Richter kippt Todesstrafe in Kalifornien

USA Weil das Justizsystem nicht funktioniere, sei die Strafe willkürlich – und damit verfassungswidrig

LOS ANGELES afp | Ein US-Bundesrichter hat die Todesstrafe in Kalifornien wegen der qualvollen und ungewissen Zeit bis zu ihrer Vollstreckung als verfassungswidrig eingestuft. Der behördliche Umgang mit Todesstrafen sei derart „dysfunktional“, dass das System „verfassungswidrig“ sei, urteilte der konservative Richter Cormac Carney am Mittwoch.

Im konkreten Fall wurde das Todesurteil gegen Ernest Dewayne Jones zurückgenommen. Er war 1995 wegen der Ermordung der Mutter seiner Freundin zum Tode verurteilt worden. „Zwei Jahrzehnte später bleibt Herr Jones in einer kalifornischen Todeszelle mit vollständiger Unsicherheit, wann oder ob die Exekution überhaupt kommen wird“, schrieb der Richter. Und das sei kein Einzelfall. Seit Wiedereinführung der Todesstrafe 1978 seien von den mehr als 900 verhängten Todesurteilen nur 13 vollstreckt worden.
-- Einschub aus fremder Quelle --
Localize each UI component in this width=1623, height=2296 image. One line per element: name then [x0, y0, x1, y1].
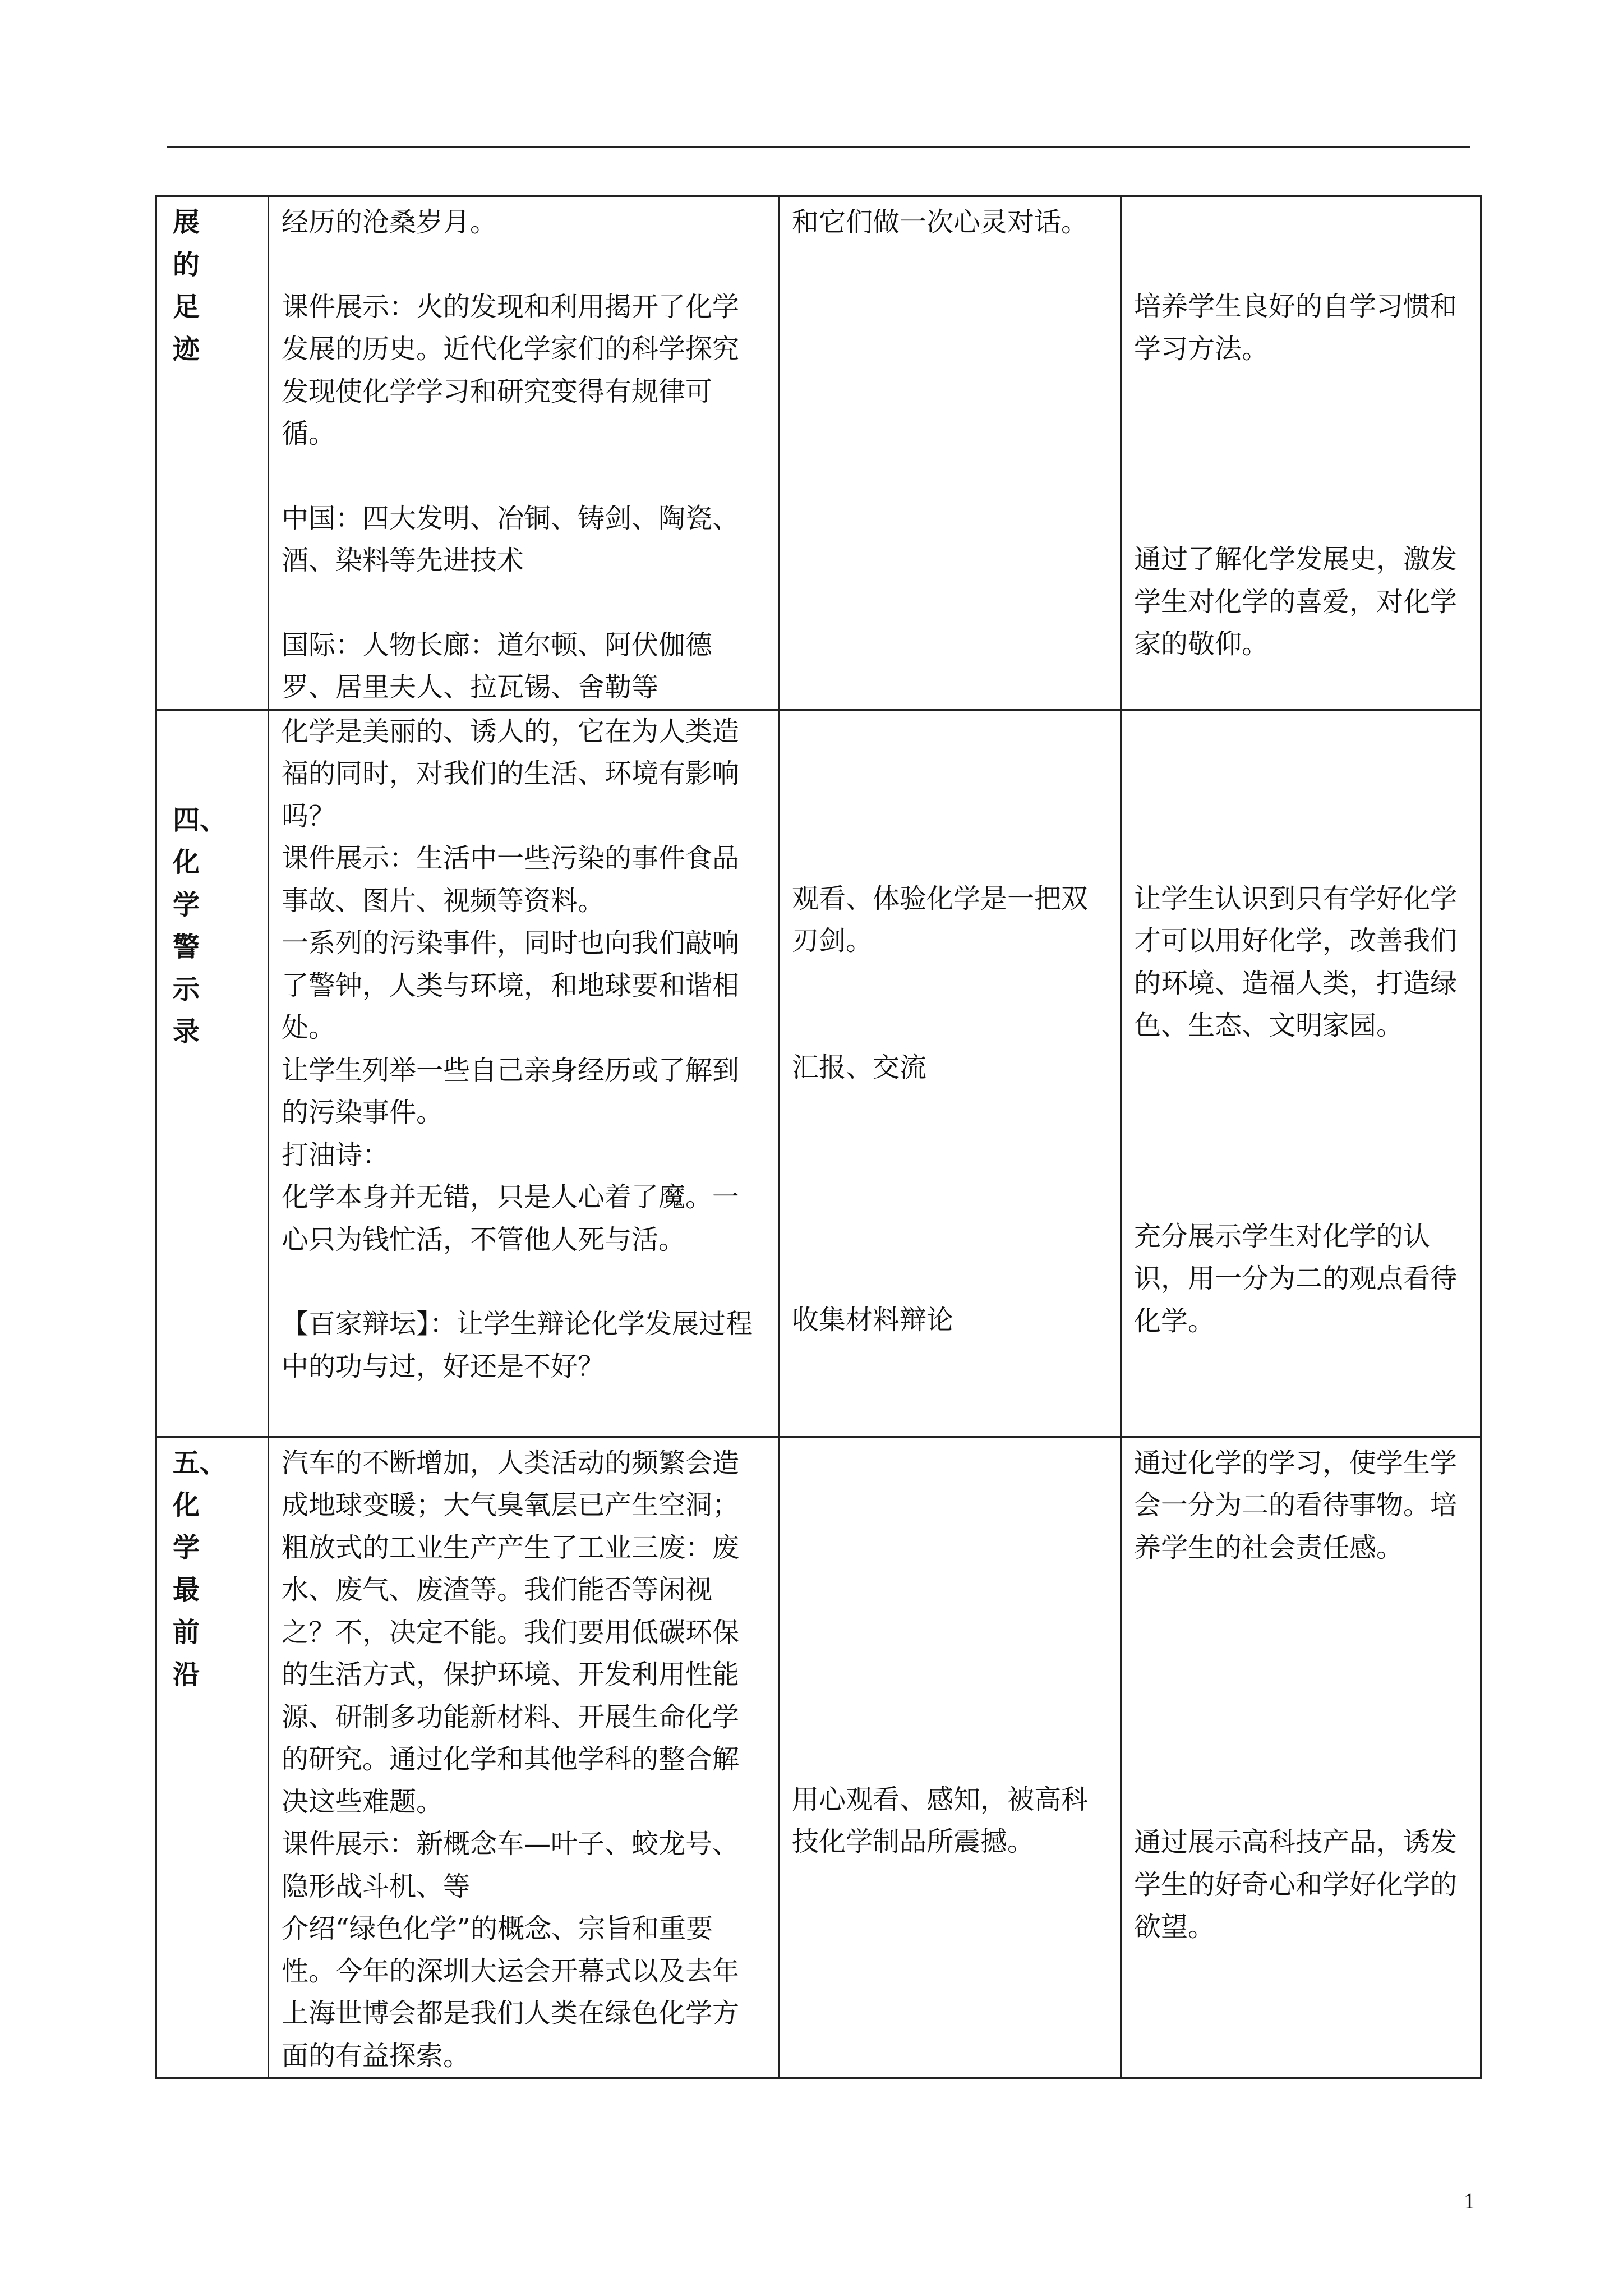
content-paragraph: 化学是美丽的、诱人的，它在为人类造福的同时，对我们的生活、环境有影响吗？: [282, 715, 740, 832]
table-row: [156, 1437, 1481, 2078]
content-paragraph: 课件展示：生活中一些污染的事件食品事故、图片、视频等资料。: [282, 843, 740, 917]
page-number: 1: [1464, 2188, 1475, 2214]
stage-cell: [156, 710, 269, 1437]
purpose-text: 培养学生良好的自学习惯和学习方法。: [1134, 291, 1458, 365]
stage-char: 警: [173, 931, 200, 963]
student-activity-text: 汇报、交流: [792, 1051, 927, 1083]
content-paragraph: 汽车的不断增加，人类活动的频繁会造成地球变暖；大气臭氧层已产生空洞；粗放式的工业生产产生了工业三废：废水、废气、废渣等。我们能否等闲视之？不，决定不能。我们要用低碳环保的生活方式，保护环境、开发利用性能源、研制多功能新材料、开展生命化学的研究。通过化学和其他学科的整合解决这些难题。: [282, 1447, 740, 1818]
stage-char: 五、: [173, 1447, 227, 1479]
stage-char: 四、: [173, 804, 227, 836]
stage-char: 足: [173, 291, 200, 323]
content-paragraph: 国际：人物长廊：道尔顿、阿伏伽德罗、居里夫人、拉瓦锡、舍勒等: [282, 629, 713, 703]
stage-char: 最: [173, 1574, 200, 1605]
design-purpose-cell: [1121, 710, 1481, 1437]
purpose-text: 通过展示高科技产品，诱发学生的好奇心和学好化学的欲望。: [1134, 1826, 1458, 1943]
content-paragraph: 中国：四大发明、冶铜、铸剑、陶瓷、酒、染料等先进技术: [282, 502, 740, 576]
stage-char: 迹: [173, 333, 200, 365]
stage-cell: [156, 196, 269, 710]
header-rule: [167, 146, 1470, 148]
stage-char: 沿: [173, 1659, 200, 1690]
purpose-text: 充分展示学生对化学的认识，用一分为二的观点看待化学。: [1134, 1220, 1458, 1337]
content-paragraph: 课件展示：新概念车—叶子、蛟龙号、隐形战斗机、等: [282, 1828, 740, 1902]
stage-char: 化: [173, 1489, 200, 1521]
stage-char: 化: [173, 846, 200, 878]
content-paragraph: 经历的沧桑岁月。: [282, 206, 497, 238]
design-purpose-cell: [1121, 1437, 1481, 2078]
student-activity-cell: [779, 710, 1121, 1437]
stage-char: 示: [173, 973, 200, 1005]
content-cell: [269, 1437, 779, 2078]
stage-char: 学: [173, 1531, 200, 1563]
Damit seien aus sorgfältigen und gezielten Entscheidungen Strafen geworden, die keine rationale Jury und kein Gesetzgeber verhängen würde: „Ein Leben im Gefängnis mit der entfernten Möglichkeit des Todes“, schrieb der Richter. Für die wenigen, die dann tatsächlich hingerichtet würden, wirke die Vollstreckung willkürlich und erfülle „keine abschreckende oder bestrafende Wirkung“. Das sei mit der Verfassung nicht zu vereinbaren.

Das Urteil wird demnächst beim Berufungsgericht landen, eventuell später beim Obersten Gerichtshof. Es sei bedeutend, weil die Todesstrafe in den USA dadurch noch stärker auf den Prüfstand komme, sagte die Vorsitzende der Nationalen Koalition für die Abschaffung der Todesstrafe, Diann Rust-Tierney

Seit 2004 haben in den USA sechs Staaten die Todesstrafe abgeschafft, in Oklahoma wurde sie ausgesetzt. In Missouri wurde am Mittwoch ein vor 17 Jahren verurteilter Dreifachmörder per Giftspritze hingerichtet. John Middleton sei nach acht Minuten gestorben, teilte ein Justizsprecher mit. Der 54-Jährige hatte bis zuletzt seine Unschuld beteuert.